The ThyroSeq v2 next-generation sequencing assay was highly accurate at diagnosing cancer in thyroid nodules with follicular neoplasm or those suspected of follicular neoplasm cytology.
Yuri E. Nikiforov, MD, PhD
The ThyroSeq v2 next-generation sequencing (NGS) assay was highly accurate at diagnosing cancer in thyroid nodules with follicular neoplasm or those suspected of follicular neoplasm cytology, according to Yuri Nikiforov, MD, presenting at the 2014 Annual Meeting of the American Thyroid Association.
The most common approach used to evaluate thyroid nodules is fine needle aspiration (FNA) cytology, but about 20% to 30% of FNA results have indeterminate cytology. A common indeterminate diagnosis, follicular (or oncocytic) neoplasm/ suspicious for a follicular (or oncocytic) neoplasm (FN/SFN), carries a risk of cancer of 15% to 30% and is typically managed with surgical lobectomy.
"In this study, we tested whether the most complete next-generation sequencing panel of genetic markers can significantly improve cancer diagnosis in these nodules," said Nikiforov, vice-chair for Molecular Pathology and director, Division of Molecular and Genomic Pathology at the University of Pittsburgh Medical Center.
NGS uses massively parallel sequencing of clonally amplified DNA templates to sequence up to 106 to 109 bases with a sensitivity of 3% to 5% at a cost of about $0.05 to $1.00 per 106 bases, and is able to investigate multiple regions of the genome up to the whole genome.
The objectives of this study were to create the most complete panel of genetic markers for thyroid FNAs based on NGS and to explore the panel performance for cancer diagnosis in nodules with FN/SFN (Bethesda System Diagnostic Category IV) cytology.
To do this, a total of 143 consecutive FNA samples with the cytologic diagnosis of FN/SFN and known surgical outcome were evaluated. Of these, 91 samples were studied retrospectively, and 52 samples were studied prospectively. The performance characteristics of the two cohorts were compared by testing for similarity in true positive fraction (TPF), false positive fraction (FPF), positive predictive value (PPV), and negative predictive value (NPV), and were found to be similar.

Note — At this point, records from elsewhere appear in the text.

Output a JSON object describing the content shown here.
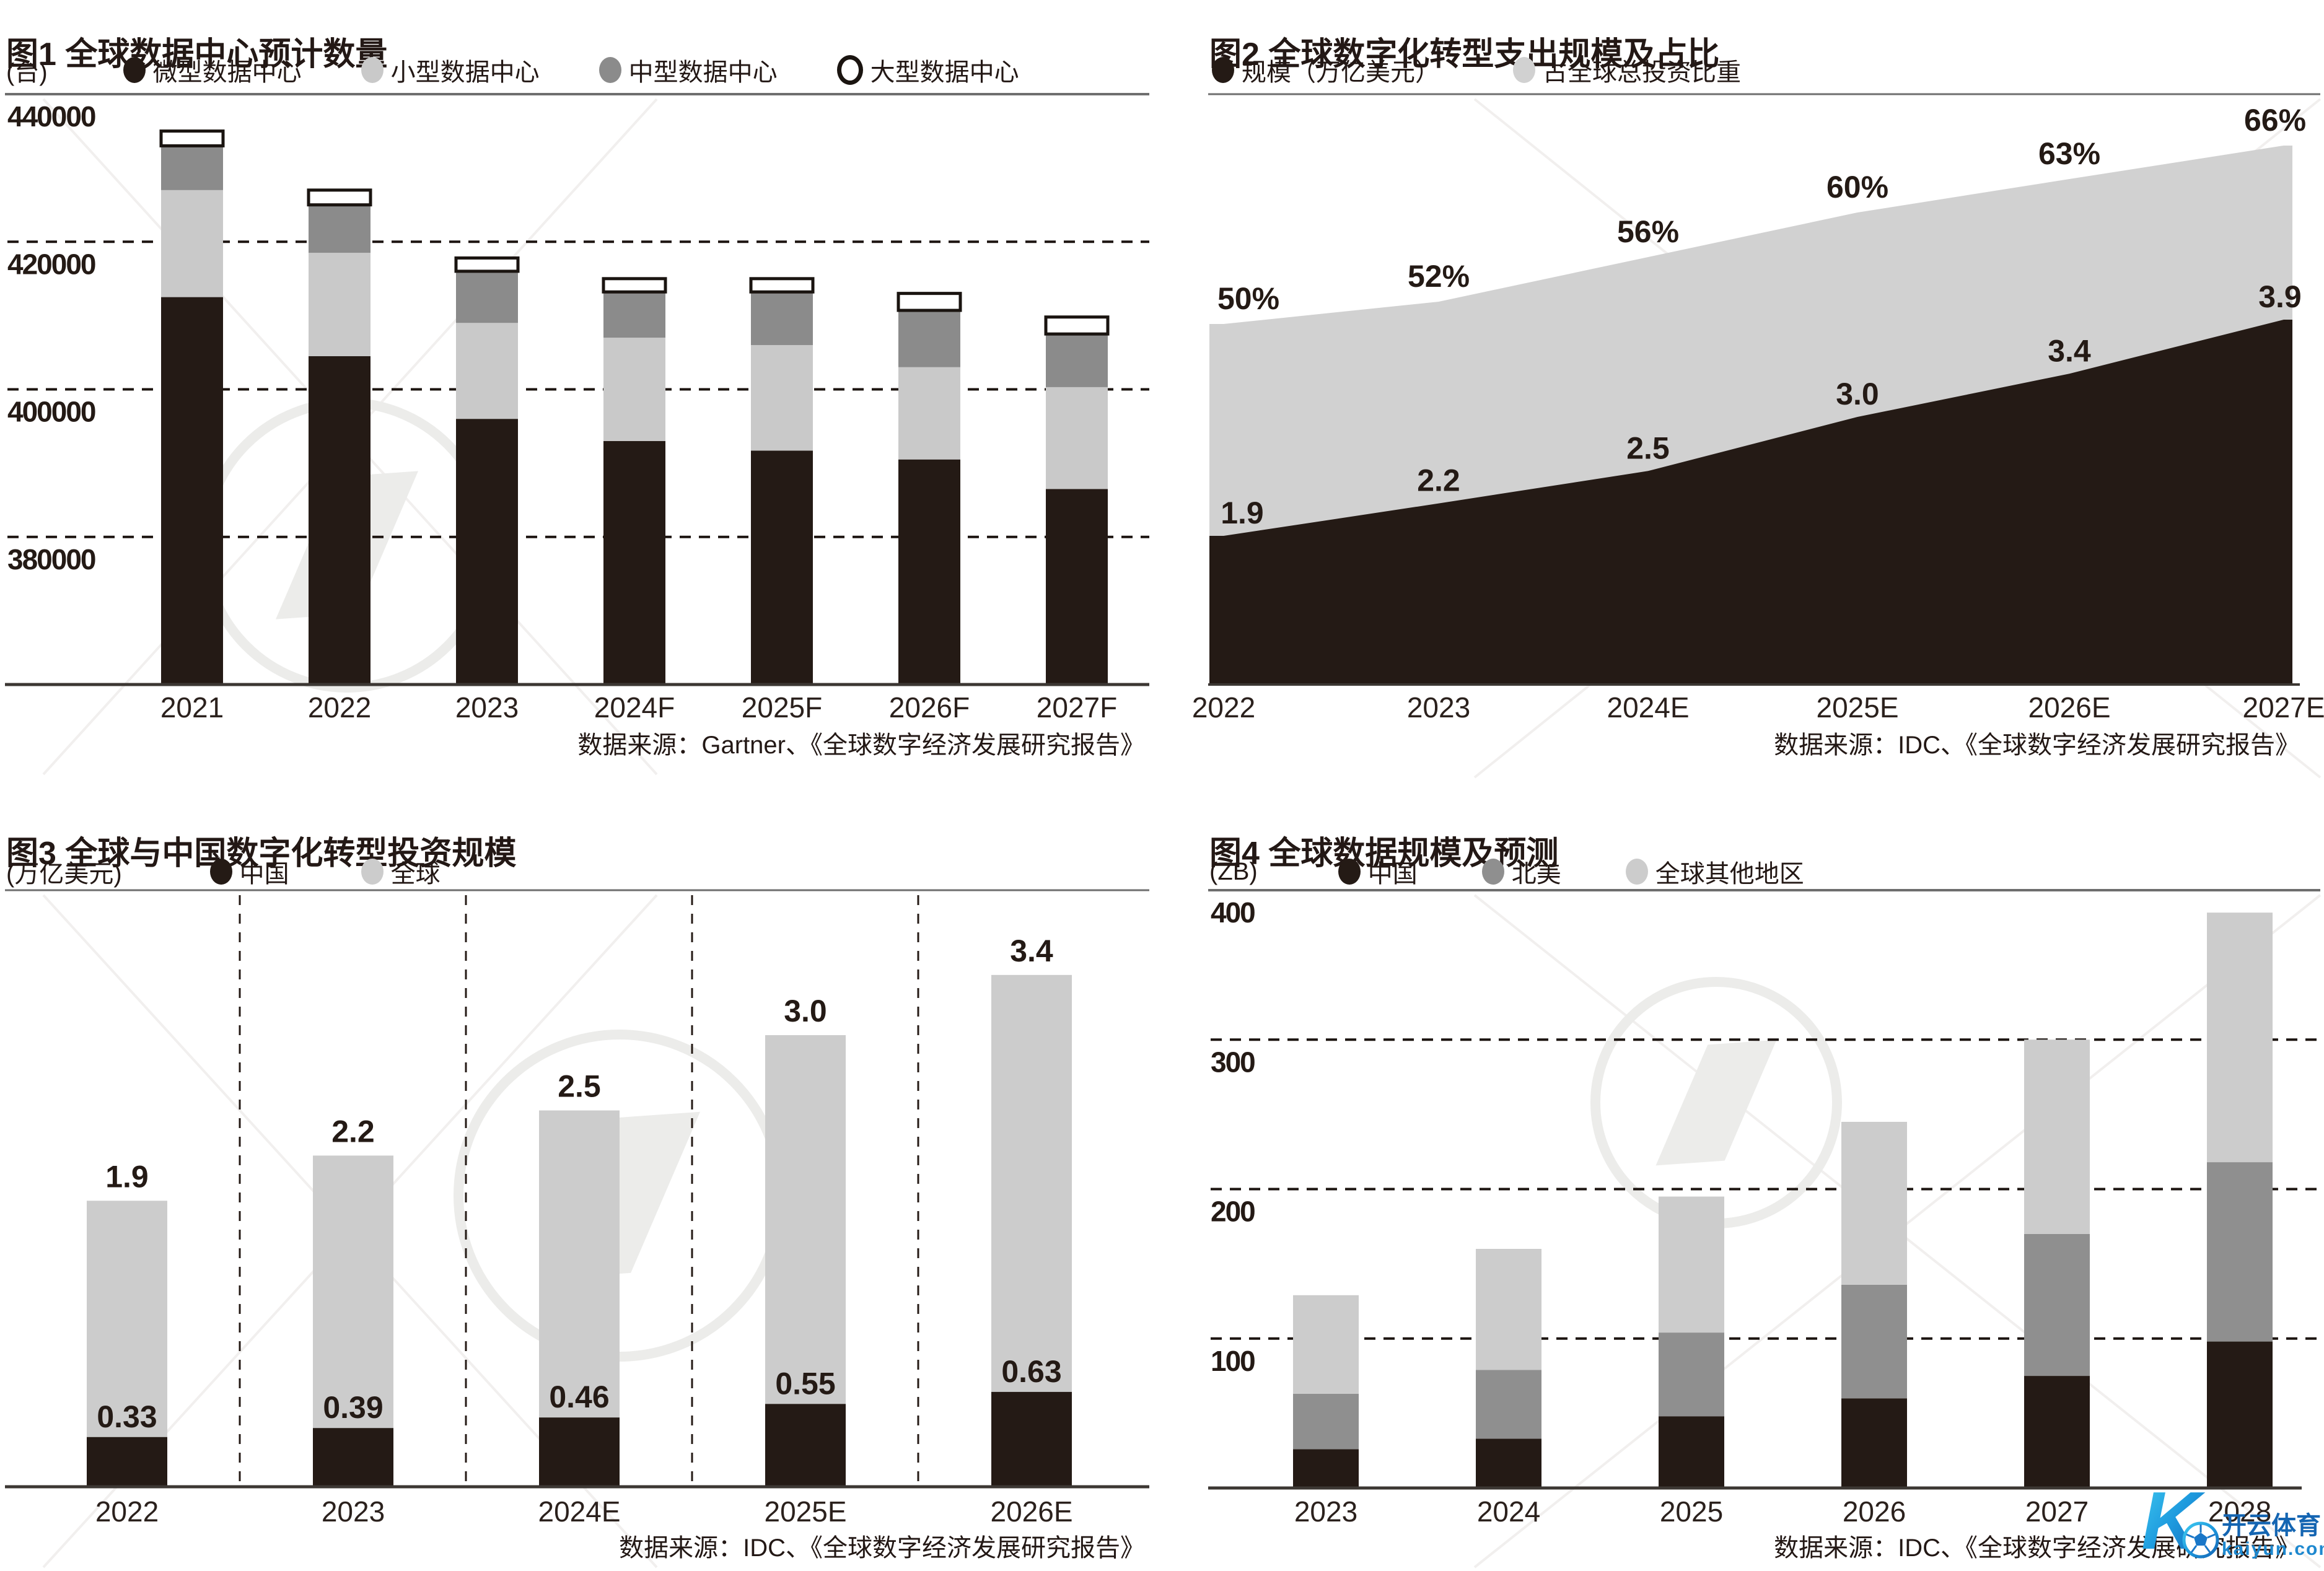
{
  "brand": {
    "k": "K",
    "name": "开云体育",
    "domain": "kaiyun.com",
    "cyan": "#3fc9f0",
    "blue": "#1464b4"
  },
  "panels": [
    {
      "title": "图1 全球数据中心预计数量",
      "unit": "(台)",
      "source": "数据来源：Gartner、《全球数字经济发展研究报告》",
      "legend": [
        {
          "label": "微型数据中心",
          "color": "#241a15",
          "style": "filled"
        },
        {
          "label": "小型数据中心",
          "color": "#c9c9c9",
          "style": "filled"
        },
        {
          "label": "中型数据中心",
          "color": "#8b8b8b",
          "style": "filled"
        },
        {
          "label": "大型数据中心",
          "color": "#ffffff",
          "style": "outline"
        }
      ],
      "chart_data": {
        "type": "bar",
        "stacked": true,
        "categories": [
          "2021",
          "2022",
          "2023",
          "2024F",
          "2025F",
          "2026F",
          "2027F"
        ],
        "series": [
          {
            "name": "微型数据中心",
            "color": "#241a15",
            "values": [
              412500,
              404500,
              396000,
              393000,
              391700,
              390500,
              386500
            ]
          },
          {
            "name": "小型数据中心",
            "color": "#c9c9c9",
            "values": [
              14500,
              14000,
              13000,
              14000,
              14300,
              12500,
              13800
            ]
          },
          {
            "name": "中型数据中心",
            "color": "#8b8b8b",
            "values": [
              6000,
              6500,
              7000,
              6200,
              7200,
              7700,
              7200
            ]
          },
          {
            "name": "大型数据中心",
            "color": "#ffffff",
            "values": [
              2000,
              2000,
              1800,
              1800,
              1800,
              2300,
              2300
            ]
          }
        ],
        "totals": [
          435000,
          427000,
          417800,
          415000,
          415000,
          413000,
          409800
        ],
        "ylabel": "台",
        "ymin": 360000,
        "ymax": 440000,
        "yticks": [
          "440000",
          "420000",
          "400000",
          "380000"
        ],
        "ytick_values": [
          440000,
          420000,
          400000,
          380000
        ],
        "grid": "dashed-horizontal"
      }
    },
    {
      "title": "图2 全球数字化转型支出规模及占比",
      "unit": "",
      "source": "数据来源：IDC、《全球数字经济发展研究报告》",
      "legend": [
        {
          "label": "规模（万亿美元）",
          "color": "#241a15",
          "style": "filled"
        },
        {
          "label": "占全球总投资比重",
          "color": "#d1d1d1",
          "style": "filled"
        }
      ],
      "chart_data": {
        "type": "area",
        "categories": [
          "2022",
          "2023",
          "2024E",
          "2025E",
          "2026E",
          "2027E"
        ],
        "series": [
          {
            "name": "规模（万亿美元）",
            "color": "#241a15",
            "values": [
              1.9,
              2.2,
              2.5,
              3.0,
              3.4,
              3.9
            ],
            "labels": [
              "1.9",
              "2.2",
              "2.5",
              "3.0",
              "3.4",
              "3.9"
            ]
          },
          {
            "name": "占全球总投资比重",
            "color": "#d1d1d1",
            "values": [
              50,
              52,
              56,
              60,
              63,
              66
            ],
            "labels": [
              "50%",
              "52%",
              "56%",
              "60%",
              "63%",
              "66%"
            ]
          }
        ],
        "legend_position": "top"
      }
    },
    {
      "title": "图3 全球与中国数字化转型投资规模",
      "unit": "(万亿美元)",
      "source": "数据来源：IDC、《全球数字经济发展研究报告》",
      "legend": [
        {
          "label": "中国",
          "color": "#241a15",
          "style": "filled"
        },
        {
          "label": "全球",
          "color": "#cccccc",
          "style": "filled"
        }
      ],
      "chart_data": {
        "type": "bar",
        "stacked": false,
        "categories": [
          "2022",
          "2023",
          "2024E",
          "2025E",
          "2026E"
        ],
        "series": [
          {
            "name": "全球",
            "color": "#cccccc",
            "values": [
              1.9,
              2.2,
              2.5,
              3.0,
              3.4
            ],
            "labels": [
              "1.9",
              "2.2",
              "2.5",
              "3.0",
              "3.4"
            ]
          },
          {
            "name": "中国",
            "color": "#241a15",
            "values": [
              0.33,
              0.39,
              0.46,
              0.55,
              0.63
            ],
            "labels": [
              "0.33",
              "0.39",
              "0.46",
              "0.55",
              "0.63"
            ]
          }
        ],
        "ymin": 0,
        "ymax": 3.9,
        "grid": "dashed-vertical-separators"
      }
    },
    {
      "title": "图4 全球数据规模及预测",
      "unit": "(ZB)",
      "source": "数据来源：IDC、《全球数字经济发展研究报告》",
      "legend": [
        {
          "label": "中国",
          "color": "#241a15",
          "style": "filled"
        },
        {
          "label": "北美",
          "color": "#8f8f8f",
          "style": "filled"
        },
        {
          "label": "全球其他地区",
          "color": "#cccccc",
          "style": "filled"
        }
      ],
      "chart_data": {
        "type": "bar",
        "stacked": true,
        "categories": [
          "2023",
          "2024",
          "2025",
          "2026",
          "2027",
          "2028"
        ],
        "series": [
          {
            "name": "中国",
            "color": "#241a15",
            "values": [
              26,
              33,
              48,
              60,
              75,
              98
            ]
          },
          {
            "name": "北美",
            "color": "#8f8f8f",
            "values": [
              37,
              46,
              56,
              76,
              95,
              120
            ]
          },
          {
            "name": "全球其他地区",
            "color": "#cccccc",
            "values": [
              66,
              81,
              91,
              109,
              130,
              167
            ]
          }
        ],
        "totals": [
          129,
          160,
          195,
          245,
          300,
          385
        ],
        "ymin": 0,
        "ymax": 400,
        "yticks": [
          "400",
          "300",
          "200",
          "100"
        ],
        "ytick_values": [
          400,
          300,
          200,
          100
        ],
        "grid": "dashed-horizontal"
      }
    }
  ]
}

Molecular analysis was performed using targeted NGS on Ion Torrent PGM (318 chip) using the ThyroSeq v2 panel that simultaneously tests for point mutations in 13 genes, including BRAF, NRAS, HRAS, KRAS, PTEN TP53, TSHR, GNAS, CTNNB1, RET, PIK3-CA, AKT1, TERT, and 42 gene fusions involving the RET, BRAF, NTRK1, NTRK3, ALK, PPARG, and THADA genes. The cell type composition of FNA samples and the expression of oncogenes resulting from gene fusions were assessed by the expression of 15 genes.
In evaluating the rate of informative testing, 99.3% of samples worked for mutations, and 98% of samples worked for gene fusion and gene expression analysis. The overall analytical sensitivity was 3% to 5% of mutant alleles (6% to 10% of cells) with mutation and 1% of cells with gene fusion.
Using histology, 39 malignant and 104 benign nodules were detected, for an overall cancer rate of 27.3%. In these samples, the NRAS (n =16), KRAS (n = 6), TERT (n = 4), and TSHR (n = 3) genes were those that were most commonly affected by point mutations. These molecular alterations in FNA samples were associated with an 81%, 83%, 100%, and 33% risk of cancer, respectively. Two nodules displayed concurrent NRAS and TERT mutations. Three gene fusions were identified, including THADA (n = 5), PPARG (n = 4), and NTRK3 (n = 2). All three gene fusions were associated with a 100% risk of cancer.
In the overall cohort, the 60-gene ThryoSeq v2 panel performed well with a high sensitivity (90%; 95% CI, 80%—99%) and specificity (93% CI, 88%–98%), resulting in a PPV of 83% (95% CI, 72%–95%) and a NPV of 96% (92%–100%) in nodules with FN/SFN cytology. The overall accuracy of the panel was 92% (88%–97%).
"High NPV and PPV is expected in populations with variable disease prevalence (14% to 34%)," Nikiforov explained. This comprehensive genotyping panel may also have additional benefits in terms of both tumor prognostication (BRAF, TERT, and TP53) and in identifying targets for therapy (BRAF/RAS, ALK, NTRK3).
"The results of this study indicate that comprehensive genotyping of thyroid nodules using a broad NGS panel provides a highly accurate diagnosis for nodules with FN/SFN cytology and should facilitate optimal management of these patients," the researchers concluded.